There should be a balance, though, between caring for others and caring for self. And it’s about care and kindness, not selflessness and selfishness. No one needs to be a martyr, just as there is no need for narcissism. Self-awareness is key, and at this point in time, my awareness is that I have more power than I ever thought possible.
I’ve given a lot of thought in recent months to escapism. What is it, what it means, how it manifests for different people. For me, I rarely drink alcohol and don’t use recreational drugs, but I have my own form of escape, of addiction: caregiving.
My mother has suffered from memory loss for many years, and it was eight years ago this summer that signs became apparent enough to warrant doctors’ evaluations.
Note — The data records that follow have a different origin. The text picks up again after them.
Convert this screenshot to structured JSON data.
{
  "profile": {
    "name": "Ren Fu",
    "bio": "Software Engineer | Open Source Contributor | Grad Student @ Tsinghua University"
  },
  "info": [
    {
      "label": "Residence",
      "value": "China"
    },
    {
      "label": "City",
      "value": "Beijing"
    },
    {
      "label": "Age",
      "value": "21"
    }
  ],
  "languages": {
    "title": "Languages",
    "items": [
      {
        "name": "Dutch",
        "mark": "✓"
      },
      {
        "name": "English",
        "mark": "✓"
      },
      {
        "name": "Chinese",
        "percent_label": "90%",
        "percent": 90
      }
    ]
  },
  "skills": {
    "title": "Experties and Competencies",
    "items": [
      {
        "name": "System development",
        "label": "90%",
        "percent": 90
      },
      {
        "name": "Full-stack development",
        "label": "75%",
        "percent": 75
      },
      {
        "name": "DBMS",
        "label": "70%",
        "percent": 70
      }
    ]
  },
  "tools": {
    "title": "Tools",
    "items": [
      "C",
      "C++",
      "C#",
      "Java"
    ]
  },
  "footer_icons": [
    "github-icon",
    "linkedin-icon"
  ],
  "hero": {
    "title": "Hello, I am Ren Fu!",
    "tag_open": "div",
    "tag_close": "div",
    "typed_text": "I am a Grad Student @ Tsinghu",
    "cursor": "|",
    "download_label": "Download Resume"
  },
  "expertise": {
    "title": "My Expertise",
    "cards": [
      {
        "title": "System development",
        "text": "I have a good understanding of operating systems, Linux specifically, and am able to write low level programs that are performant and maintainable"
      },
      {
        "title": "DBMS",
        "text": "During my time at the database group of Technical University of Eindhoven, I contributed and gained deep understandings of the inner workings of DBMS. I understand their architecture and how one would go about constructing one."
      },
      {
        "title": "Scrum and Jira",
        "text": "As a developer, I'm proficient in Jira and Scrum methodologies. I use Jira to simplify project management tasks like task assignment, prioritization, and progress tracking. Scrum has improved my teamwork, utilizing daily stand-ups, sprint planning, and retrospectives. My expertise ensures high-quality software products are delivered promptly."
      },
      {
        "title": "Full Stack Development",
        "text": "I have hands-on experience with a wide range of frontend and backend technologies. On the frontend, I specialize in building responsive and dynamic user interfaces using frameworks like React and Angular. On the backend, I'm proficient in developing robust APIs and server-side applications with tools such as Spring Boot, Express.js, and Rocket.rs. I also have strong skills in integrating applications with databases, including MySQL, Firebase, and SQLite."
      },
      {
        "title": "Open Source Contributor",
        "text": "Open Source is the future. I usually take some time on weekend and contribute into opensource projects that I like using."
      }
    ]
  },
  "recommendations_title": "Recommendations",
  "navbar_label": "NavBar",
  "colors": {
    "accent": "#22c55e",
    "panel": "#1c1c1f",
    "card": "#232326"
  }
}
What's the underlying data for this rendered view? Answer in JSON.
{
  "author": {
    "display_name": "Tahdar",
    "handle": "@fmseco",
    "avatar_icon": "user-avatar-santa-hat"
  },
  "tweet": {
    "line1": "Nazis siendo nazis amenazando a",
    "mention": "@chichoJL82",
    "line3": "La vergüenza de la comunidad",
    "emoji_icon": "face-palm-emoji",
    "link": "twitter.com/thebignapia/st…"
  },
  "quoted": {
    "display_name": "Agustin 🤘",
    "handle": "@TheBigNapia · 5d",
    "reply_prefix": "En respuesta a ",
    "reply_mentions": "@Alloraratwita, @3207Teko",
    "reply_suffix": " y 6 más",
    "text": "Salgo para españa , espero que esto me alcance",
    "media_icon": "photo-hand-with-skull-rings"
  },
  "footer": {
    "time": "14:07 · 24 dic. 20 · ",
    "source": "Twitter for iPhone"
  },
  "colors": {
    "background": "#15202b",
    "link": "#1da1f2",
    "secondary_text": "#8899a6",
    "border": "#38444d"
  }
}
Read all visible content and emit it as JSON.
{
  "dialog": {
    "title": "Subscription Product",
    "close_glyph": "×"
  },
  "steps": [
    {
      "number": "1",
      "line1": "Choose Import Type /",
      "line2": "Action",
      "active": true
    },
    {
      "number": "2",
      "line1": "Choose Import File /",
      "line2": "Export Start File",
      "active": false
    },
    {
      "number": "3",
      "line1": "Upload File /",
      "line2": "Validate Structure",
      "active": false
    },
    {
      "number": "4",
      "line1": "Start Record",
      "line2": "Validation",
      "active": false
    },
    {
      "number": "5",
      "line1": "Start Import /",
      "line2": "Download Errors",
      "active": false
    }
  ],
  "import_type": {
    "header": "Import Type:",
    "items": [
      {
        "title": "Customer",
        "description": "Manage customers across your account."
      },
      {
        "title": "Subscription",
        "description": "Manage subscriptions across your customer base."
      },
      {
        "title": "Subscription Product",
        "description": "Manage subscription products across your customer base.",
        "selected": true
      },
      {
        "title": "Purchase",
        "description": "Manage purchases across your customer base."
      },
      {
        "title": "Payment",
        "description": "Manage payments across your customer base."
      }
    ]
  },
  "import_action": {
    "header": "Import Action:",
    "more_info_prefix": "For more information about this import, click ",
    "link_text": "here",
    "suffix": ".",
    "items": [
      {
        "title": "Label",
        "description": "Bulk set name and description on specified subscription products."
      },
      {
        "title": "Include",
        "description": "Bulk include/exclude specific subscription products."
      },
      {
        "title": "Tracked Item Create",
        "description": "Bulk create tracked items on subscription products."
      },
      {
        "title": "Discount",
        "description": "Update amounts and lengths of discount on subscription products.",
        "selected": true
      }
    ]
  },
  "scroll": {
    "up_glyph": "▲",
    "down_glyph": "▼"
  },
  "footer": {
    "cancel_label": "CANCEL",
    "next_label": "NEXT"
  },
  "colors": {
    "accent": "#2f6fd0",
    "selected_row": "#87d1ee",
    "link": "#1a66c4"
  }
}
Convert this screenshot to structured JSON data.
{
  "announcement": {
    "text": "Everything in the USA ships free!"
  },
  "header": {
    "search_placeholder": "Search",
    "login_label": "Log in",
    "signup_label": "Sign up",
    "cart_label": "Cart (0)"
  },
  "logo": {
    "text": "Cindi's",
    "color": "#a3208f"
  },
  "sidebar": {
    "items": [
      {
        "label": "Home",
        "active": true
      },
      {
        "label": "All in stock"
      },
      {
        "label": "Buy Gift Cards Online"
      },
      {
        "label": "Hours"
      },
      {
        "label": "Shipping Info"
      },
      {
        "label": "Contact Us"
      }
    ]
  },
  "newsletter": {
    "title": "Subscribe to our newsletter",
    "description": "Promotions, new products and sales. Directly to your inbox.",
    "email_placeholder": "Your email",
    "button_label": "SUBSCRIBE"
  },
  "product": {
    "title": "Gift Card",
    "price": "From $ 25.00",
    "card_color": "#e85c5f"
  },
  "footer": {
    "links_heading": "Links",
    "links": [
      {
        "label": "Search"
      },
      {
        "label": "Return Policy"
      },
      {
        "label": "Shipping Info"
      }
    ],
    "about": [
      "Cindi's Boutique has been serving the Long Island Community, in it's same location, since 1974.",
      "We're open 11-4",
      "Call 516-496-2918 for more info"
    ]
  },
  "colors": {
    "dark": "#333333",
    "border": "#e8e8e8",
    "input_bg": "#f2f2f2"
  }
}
There were so many appointments that I drove hours between law school classes to take her various appointments. Nearly three years ago, we got the official diagnosis, and since then, it’s been a slide into late-stage dementia.
In that time, I graduated from law school, chose (with the guidance of several law professors) to take a break before taking the Bar exam, if I would take it at all (I never did). I took a job in media again, intending that I could do anything for a year, but liking it enough and having flexibility enough that I stayed for nearly five. In the end, though, I was worn out from the caregiving and the challenge of balancing caring for my parents while also exploring my interest in my own business that I chose to leave.
But I’ve been thinking more and more about how caregiving has become an escape, an excuse. I don’t have children, but I’m at that inevitable point in life where I’ve effectively become the “parent.” Had I not been local, my father would no doubt have figured out as much as he could on his own. But being present and being here has allowed me to focus my intention so acutely on trying to be the “good daughter” – to prove myself for whatever reason – that I’ve honestly lost sight of what it is I want in this life.
And now at 40, I have some ideas of what that is, but I’m not entirely clear on it.
I just returned from vacation, and these thoughts are sitting forefront in my mind. I left Florida for the first time in nearly three years, and while it was a good trip overall, it was not nearly the trip I was hoping for. But in many ways, it was just the wake-up I needed: I saw that playing the role of caregiver, whether for my parents or for friends, is not fair to me, that I’m not putting my own needs and demanding what I want enough. It was, most painful to realize, an acknowledgment that I have long held myself as being less-than, less-worthy, than others, that my own needs don’t matter so much.
This is a particularly personal confession, as it could be seen as resentment or callousness. I hope it isn’t taken as that. Instead, I hope it is seen as a point of taking my power back. I don’t not regret any of the last eight years; in fact, I’m ever grateful for them, as I know that they were a lesson in selflessness. I will acknowledge that for a very long time, I was incredibly selfish in many ways.
There should be a balance, though, between caring for others and caring for self. And it’s about care and kindness, not selflessness and selfishness. No one needs to be a martyr, just as there is no need for narcissism. Self-awareness is key, and at this point in time, my awareness is that I have more power than I ever thought possible.